We need to find a way out of our path dependence on coal to make the economy more resilient, writes Saliem Fakir, head of the Policy and Futures Unit at WWF-SA.

South Africa’s high dependence on coal is a result of a natural endowment and has been critical to the development of its industrial capability and economic diversification. Historically, coal was a cheap energy source and cheap energy was critical to the mining sector and other energy-intensive industries such as steel making, smelting and the development of the railways. Coal is also important in other ancillary industries such as heavy manufacturing and the chemical industries. Although coal use has enabled South Africa to become the most industrialised economy in Africa, it has also created a certain path-dependent form of industrialisation and exports. The decision path South Africa has historically followed continues to limit present scenarios, even though past circumstances have changed. In this way, heavy industry and mining still remain at the heart of South Africa’s industrial trajectory and exports.

Because the abundance of coal has allowed energy to become an essential feature of production and the economy in general, there is a tight link between coal and the South African economy. Coal has been used as an industrial development policy tool to harness the enormous wealth and diversity of South Africa’s rich mineral endowment. This has subsequently developed links into downstream industries, creating a broad and loosely defined MEC. The MEC has been described by some as a unique feature of a system of accumulation in which the minerals and energy sectors are intertwined.

Given that the MEC sectors are by nature capital intensive, policies have structured incentives in a manner that has further enhanced the capital intensity of the economy. Today there are renewed policy attempts to stimulate economic development by improving the beneficiation streams and linkages between mining and industrial development. However, the extent to which these linkages can be fostered in a significant way remains a challenge.

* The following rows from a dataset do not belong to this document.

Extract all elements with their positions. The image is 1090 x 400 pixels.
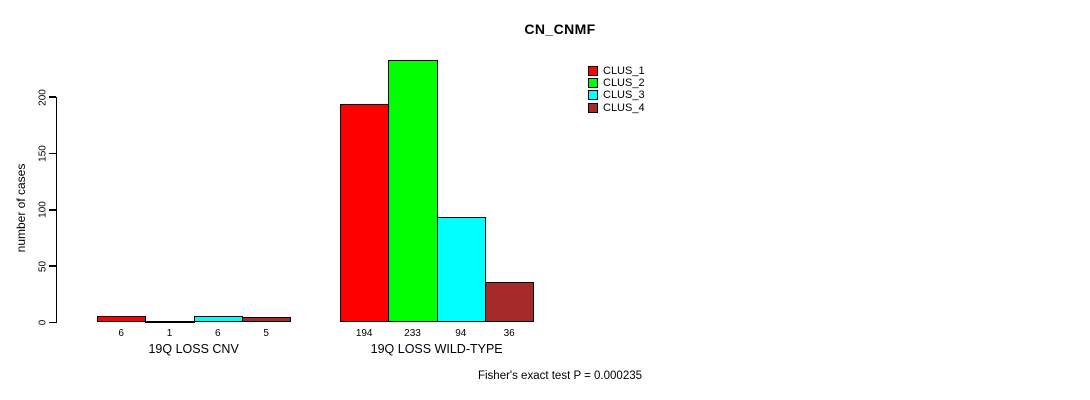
category-label: 19Q LOSS CNV [148, 342, 239, 356]
y-axis-line [55, 97, 57, 323]
fisher-test-note: Fisher's exact test P = 0.000235 [477, 370, 643, 382]
y-tick [49, 265, 56, 267]
y-tick [49, 152, 56, 155]
legend-swatch [588, 90, 598, 101]
bar-value-label: 6 [215, 328, 221, 339]
legend-label: CLUS_3 [603, 89, 645, 102]
bar [241, 316, 292, 323]
legend-label: CLUS_1 [603, 65, 645, 77]
y-tick [49, 96, 56, 98]
bar [388, 59, 438, 323]
y-axis-label: number of cases [14, 163, 28, 253]
bar-value-label: 94 [455, 328, 467, 339]
legend-label: CLUS_2 [603, 77, 645, 90]
bar [340, 103, 390, 323]
bar-value-label: 36 [503, 328, 515, 339]
legend-label: CLUS_4 [603, 101, 645, 114]
y-tick-label: 50 [37, 260, 49, 272]
legend-swatch [588, 102, 598, 113]
bar-value-label: 233 [404, 328, 421, 339]
bar [436, 216, 486, 323]
bar [145, 320, 195, 323]
bar [484, 281, 535, 323]
y-tick-label: 150 [37, 145, 49, 162]
legend-swatch [588, 78, 598, 89]
chart-title: CN_CNMF [524, 21, 596, 37]
bar-value-label: 194 [355, 328, 373, 339]
bar-value-label: 5 [263, 328, 269, 339]
y-tick [49, 321, 56, 324]
bar [193, 315, 243, 323]
category-label: 19Q LOSS WILD-TYPE [370, 342, 503, 356]
y-tick-label: 200 [37, 88, 49, 106]
bar-value-label: 1 [166, 328, 173, 339]
bar-value-label: 6 [118, 328, 124, 339]
legend-swatch [588, 66, 598, 76]
y-tick-label: 0 [37, 319, 49, 326]
y-tick-label: 100 [37, 201, 49, 219]
y-tick [49, 209, 56, 211]
bar [97, 315, 147, 323]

Path dependence will remain a strong feature of the coal economy given the extensive cross-linkages with various components of the economy as a whole and the financialisation of coal assets on the Johannesburg Stock Exchange. Coal is also a significant contributor to job creation and export earnings. Thus coal will not be easily matched by other energy carriers without significant effort and resource availability.

However, the high use of coal, which has marked the South African legacy, will be much more constrained in the future. Many factors are narrowing the window for coal to remain the preferred fuel for energy, despite its domestic abundance, diverse uses and cheapness. These factors vary from declining reserves, supply constraints, quality and the global impact of coal on climate change issues. Large coal deposits may even remain unexploited owing to a lack of financing and infrastructure. Coal production and transport costs will also increase because poor quality coal needs more washing, and new mines will not be located in close proximity to coal-fired power stations. These challenges – or what one may call headwinds for coal – mean that, as natural and non-natural factors suggest, we need to find a way out of our path dependence on coal to make the South African economy more resilient.